The Phoenix report found the same scheme and determined that Arizona officials kept 1,700 veterans off of the electronic list.

Investigators linked that wait list manipulation to bonuses for executives.

“A direct consequence of not appropriately placing veterans on (electronic wait lists) is that the Phoenix (VA) leadership significantly understated the time new patients waited for their primary care appointment in their FY 2013 performance appraisal accomplishments, which is one of the factors considered for awards and salary increases,” wrote Richard Griffin, the VA’s acting inspector general, in the Phoenix report.

The report led U.S. Rep. Jeff Miller, R-Fla., chairman of the House Committee on Veterans Affairs, to join the chorus of calls for Shinseki’s resignation.

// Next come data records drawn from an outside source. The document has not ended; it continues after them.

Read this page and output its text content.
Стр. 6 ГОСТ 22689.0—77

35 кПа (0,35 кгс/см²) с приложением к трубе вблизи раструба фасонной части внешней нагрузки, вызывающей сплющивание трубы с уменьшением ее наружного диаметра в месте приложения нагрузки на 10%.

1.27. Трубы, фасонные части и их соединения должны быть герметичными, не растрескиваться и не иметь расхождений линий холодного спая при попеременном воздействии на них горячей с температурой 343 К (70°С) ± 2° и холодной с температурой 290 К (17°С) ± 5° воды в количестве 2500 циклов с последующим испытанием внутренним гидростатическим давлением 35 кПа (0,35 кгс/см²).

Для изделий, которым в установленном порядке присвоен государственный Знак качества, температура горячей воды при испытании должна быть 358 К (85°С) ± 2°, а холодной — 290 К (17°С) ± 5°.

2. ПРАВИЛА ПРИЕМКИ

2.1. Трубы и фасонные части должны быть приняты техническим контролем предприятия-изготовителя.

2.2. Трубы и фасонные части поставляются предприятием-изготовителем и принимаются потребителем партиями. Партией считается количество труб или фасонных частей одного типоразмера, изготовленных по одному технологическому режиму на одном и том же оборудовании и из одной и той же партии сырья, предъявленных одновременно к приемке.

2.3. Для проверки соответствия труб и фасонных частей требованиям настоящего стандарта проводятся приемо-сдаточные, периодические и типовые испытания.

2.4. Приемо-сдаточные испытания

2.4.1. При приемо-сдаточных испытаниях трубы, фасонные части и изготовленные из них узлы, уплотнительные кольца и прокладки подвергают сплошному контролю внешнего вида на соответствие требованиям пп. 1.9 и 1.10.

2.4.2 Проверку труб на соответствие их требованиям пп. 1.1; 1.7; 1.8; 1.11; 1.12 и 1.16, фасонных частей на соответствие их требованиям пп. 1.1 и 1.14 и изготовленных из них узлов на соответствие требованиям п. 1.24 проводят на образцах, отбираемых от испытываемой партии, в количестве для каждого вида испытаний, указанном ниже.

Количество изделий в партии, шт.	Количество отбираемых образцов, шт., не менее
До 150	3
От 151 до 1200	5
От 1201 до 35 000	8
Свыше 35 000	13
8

“Shinseki is a good man who has served his country honorably, but he has failed to get VA’s health care system in order despite repeated and frequent warnings from Congress, the Government Accountability Office and the IG,” Miller said in a statement.

State Sen. Leticia Van de Putte, D-San Antonio, who chairs the Texas Senate veterans affairs committee, said she is working with the Texas Veterans Commission and Texas Veterans Land Board to set up a veterans hotline, on which state workers would help veterans “navigate the VA’s complicated system and get the medical appointments they need.”